Your OKR, especially your Key Results, should be as specific as it can be. The less ambiguous, the better. You’re encouraged to be verbose to avoid misunderstanding.
There are several guides to help you write a specific OKR:
- Avoid terms or jargon—while this might seem trivial, the usage of terms or jargon is very likely to cause ambiguity within the team. Let’s take a look at one of the most used terms in a KR: finalized. The KR might sound something like this: the market research deck for Jan 2020 is finalized. What does finalize mean? Does it mean your work is approved by your manager? Does it mean there’s no more revision? Or, does it mean the outcome is shared with all the relevant stakeholders? It’d be better for you to write down the literal meaning instead. Thus, it’d be advisable to rewrite the KR into the market research deck for Jan 2020 is approved by the Head of Business Intelligence.
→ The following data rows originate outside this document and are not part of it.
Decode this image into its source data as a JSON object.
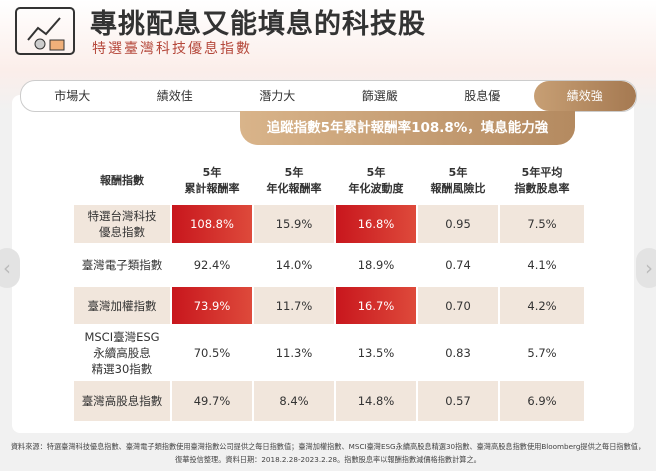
{
  "header": {
    "title": "專挑配息又能填息的科技股",
    "subtitle": "特選臺灣科技優息指數"
  },
  "tabs": {
    "items": [
      "市場大",
      "績效佳",
      "潛力大",
      "篩選嚴",
      "股息優",
      "績效強"
    ],
    "active": 5
  },
  "banner": "追蹤指數5年累計報酬率108.8%，填息能力強",
  "table": {
    "columns": [
      "報酬指數",
      "5年\n累計報酬率",
      "5年\n年化報酬率",
      "5年\n年化波動度",
      "5年\n報酬風險比",
      "5年平均\n指數股息率"
    ],
    "rows": [
      [
        "特選台灣科技\n優息指數",
        "108.8%",
        "15.9%",
        "16.8%",
        "0.95",
        "7.5%"
      ],
      [
        "臺灣電子類指數",
        "92.4%",
        "14.0%",
        "18.9%",
        "0.74",
        "4.1%"
      ],
      [
        "臺灣加權指數",
        "73.9%",
        "11.7%",
        "16.7%",
        "0.70",
        "4.2%"
      ],
      [
        "MSCI臺灣ESG\n永續高股息\n精選30指數",
        "70.5%",
        "11.3%",
        "13.5%",
        "0.83",
        "5.7%"
      ],
      [
        "臺灣高股息指數",
        "49.7%",
        "8.4%",
        "14.8%",
        "0.57",
        "6.9%"
      ]
    ],
    "highlight": [
      [
        0,
        1
      ],
      [
        0,
        3
      ],
      [
        2,
        1
      ],
      [
        2,
        3
      ]
    ]
  },
  "footnote": "資料來源：特選臺灣科技優息指數、臺灣電子類指數使用臺灣指數公司提供之每日指數值；臺灣加權指數、MSCI臺灣ESG永續高股息精選30指數、臺灣高股息指數使用Bloomberg提供之每日指數值，\n復華投信整理。資料日期：2018.2.28-2023.2.28。指數股息率以報酬指數減價格指數計算之。"
}
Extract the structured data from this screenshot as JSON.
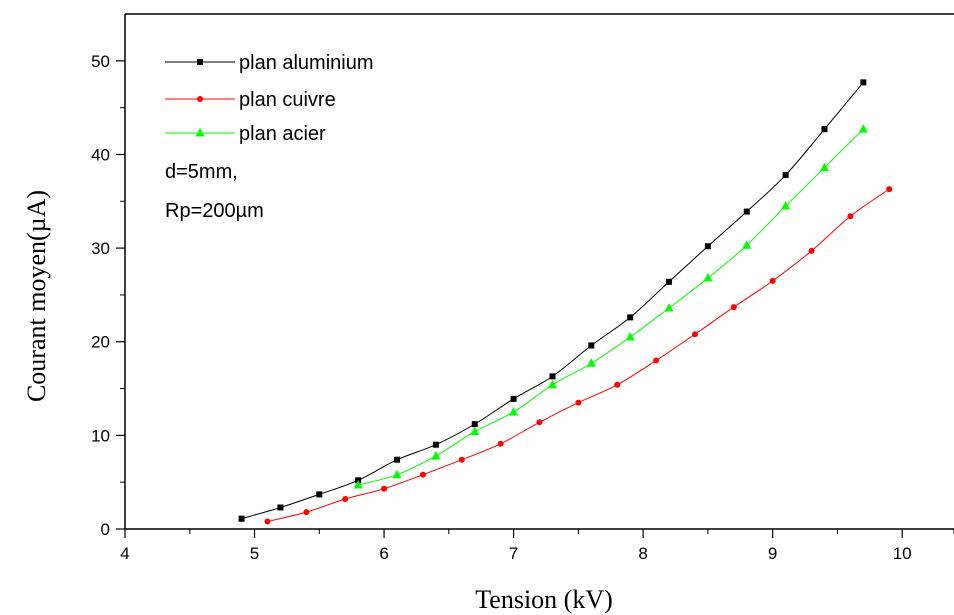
{
  "chart_data": {
    "type": "line",
    "xlabel": "Tension (kV)",
    "ylabel": "Courant moyen(µA)",
    "xlim": [
      4,
      10.4
    ],
    "ylim": [
      0,
      55
    ],
    "xticks": [
      4,
      5,
      6,
      7,
      8,
      9,
      10
    ],
    "yticks": [
      0,
      10,
      20,
      30,
      40,
      50
    ],
    "grid": false,
    "legend_position": "top-left",
    "annotations": [
      "d=5mm,",
      "Rp=200µm"
    ],
    "series": [
      {
        "name": "plan aluminium",
        "color": "#000000",
        "marker": "square",
        "x": [
          4.9,
          5.2,
          5.5,
          5.8,
          6.1,
          6.4,
          6.7,
          7.0,
          7.3,
          7.6,
          7.9,
          8.2,
          8.5,
          8.8,
          9.1,
          9.4,
          9.7
        ],
        "y": [
          1.1,
          2.3,
          3.7,
          5.2,
          7.4,
          9.0,
          11.2,
          13.9,
          16.3,
          19.6,
          22.6,
          26.4,
          30.2,
          33.9,
          37.8,
          42.7,
          47.7
        ]
      },
      {
        "name": "plan cuivre",
        "color": "#ff0000",
        "marker": "circle",
        "x": [
          5.1,
          5.4,
          5.7,
          6.0,
          6.3,
          6.6,
          6.9,
          7.2,
          7.5,
          7.8,
          8.1,
          8.4,
          8.7,
          9.0,
          9.3,
          9.6,
          9.9
        ],
        "y": [
          0.8,
          1.8,
          3.2,
          4.3,
          5.8,
          7.4,
          9.1,
          11.4,
          13.5,
          15.4,
          18.0,
          20.8,
          23.7,
          26.5,
          29.7,
          33.4,
          36.3
        ]
      },
      {
        "name": "plan acier",
        "color": "#00ff00",
        "marker": "triangle",
        "x": [
          5.8,
          6.1,
          6.4,
          6.7,
          7.0,
          7.3,
          7.6,
          7.9,
          8.2,
          8.5,
          8.8,
          9.1,
          9.4,
          9.7
        ],
        "y": [
          4.7,
          5.8,
          7.8,
          10.4,
          12.5,
          15.4,
          17.7,
          20.5,
          23.6,
          26.8,
          30.3,
          34.5,
          38.6,
          42.7
        ]
      }
    ]
  }
}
- Keep a glossary—if you and/or your team are inclined to use terms or jargon, then please create a glossary to accommodate that needs. This glossary would come in handy when you are explaining your KR to the team (or to other stakeholders). Whenever they’re not sure about the terms that you use, they can simply open the glossary to see what you mean.
- Write from a third party’s point of view—your KR should be readable by anyone who doesn’t share your skill set or expertise. They should have no problem digesting your KR even though they come from different teams or departments. This is especially important if there’s a healthy dose of transparency within the company. When someone from the Human Capital Department looks at a Product Manager’s OKR, she should be able to understand it. Thus, the readability aspect plays an important part in writing a KR. If you were not someone in Product Management or Engineering, which version (version 1 or version 2) of the KR below that you’d find easier to understand?
Once you manage to do all three, what’s the litmus test to see whether your OKR is specific or not?
You can try this simple experiment to find out: write down your OKR on the OKR Dashboard. Now, imagine you cannot come to the OKR session. The rest of your team (your manager and peers) will only rely on what you have written. If they can fully understand your priorities only by reading it, it means you did well in specifying your OKR. However, if questions are raised or confusions occur among the team, then it's a sign the ambiguity is still there. You'd need to put more effort to make your OKR more specific.